How do you do research for your books?
When I decided to change my approach, meaning switching from my experiences to how people in civvy street should approach the concept of Leadership, I decided on the plot and the message and what issues I would be covering. It was vital as a first-time author not to make it complex but to convey it lucidly. I’m a storyteller and use stories that I otherwise share during my physical sessions to give the message. The book dealt with the abstract notions of beliefs and attitudes, human weaknesses, and the role of our upbringing at home and later on through the social system. I tried a unique concept that any Indian author has not attempted on Leadership.
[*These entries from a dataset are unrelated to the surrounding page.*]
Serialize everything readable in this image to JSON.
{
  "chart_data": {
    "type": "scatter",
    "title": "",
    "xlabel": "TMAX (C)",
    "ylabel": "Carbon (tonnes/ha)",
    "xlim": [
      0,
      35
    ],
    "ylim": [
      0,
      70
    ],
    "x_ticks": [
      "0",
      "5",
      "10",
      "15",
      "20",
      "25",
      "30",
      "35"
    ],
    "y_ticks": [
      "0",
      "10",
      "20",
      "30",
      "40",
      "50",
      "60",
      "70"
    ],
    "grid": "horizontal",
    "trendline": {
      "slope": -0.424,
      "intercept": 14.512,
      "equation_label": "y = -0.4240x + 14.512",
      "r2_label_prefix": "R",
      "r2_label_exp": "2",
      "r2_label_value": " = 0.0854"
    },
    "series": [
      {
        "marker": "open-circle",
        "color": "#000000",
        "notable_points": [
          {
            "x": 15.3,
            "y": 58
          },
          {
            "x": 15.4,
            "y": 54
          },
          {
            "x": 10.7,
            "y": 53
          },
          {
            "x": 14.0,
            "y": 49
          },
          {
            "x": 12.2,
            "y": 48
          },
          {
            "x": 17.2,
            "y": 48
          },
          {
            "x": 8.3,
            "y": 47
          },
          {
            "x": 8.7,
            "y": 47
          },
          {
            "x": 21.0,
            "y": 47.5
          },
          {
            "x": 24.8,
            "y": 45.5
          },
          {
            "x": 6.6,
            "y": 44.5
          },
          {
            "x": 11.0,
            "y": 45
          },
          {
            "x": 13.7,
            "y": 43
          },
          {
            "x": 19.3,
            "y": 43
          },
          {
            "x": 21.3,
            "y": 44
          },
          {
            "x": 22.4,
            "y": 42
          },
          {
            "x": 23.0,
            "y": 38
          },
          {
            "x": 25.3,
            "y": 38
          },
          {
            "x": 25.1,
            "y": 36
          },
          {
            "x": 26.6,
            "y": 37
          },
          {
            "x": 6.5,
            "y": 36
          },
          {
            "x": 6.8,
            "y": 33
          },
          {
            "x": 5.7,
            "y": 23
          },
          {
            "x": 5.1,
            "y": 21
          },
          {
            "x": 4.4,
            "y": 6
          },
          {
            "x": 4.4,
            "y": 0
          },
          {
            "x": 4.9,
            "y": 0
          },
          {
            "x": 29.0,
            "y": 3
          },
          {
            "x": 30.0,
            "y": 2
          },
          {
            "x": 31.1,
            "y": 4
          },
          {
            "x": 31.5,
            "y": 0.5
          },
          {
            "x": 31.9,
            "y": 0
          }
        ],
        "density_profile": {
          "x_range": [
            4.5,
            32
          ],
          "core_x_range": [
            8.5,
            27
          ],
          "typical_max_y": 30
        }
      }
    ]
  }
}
Writing can be an emotionally draining and stressful pursuit. Any tips for aspiring writers?
Today almost everyone is aspiring to be a writer or an authority on the subject, but do they have the experience – probably not. Writing a book is not like presenting old wine in a new bottle but how you want to uplift society, especially as an authority on your niche. I cannot further emphasize the importance of sharing the message organically. My advice to aspiring writers is to be authentic; add value rather than just rephrasing the content. Bring in different perspectives or highlight the relevance of contemporary references to connect with your target audience.
Where can readers find out more about you and your books?
I’m pretty active on LinkedIn as Force Multipliers meaning a factor or a combination of factors that help you accomplish far greater things than without it. My social media handles are
What is one message you would give to your fans?
In today’s world, everyone wants to be successful, and I recommend that rather than being a person of success, be a person of value. Human transformation is a beautiful occurrence. It is not what happens to you but what happens in you that matters. Jai Hind.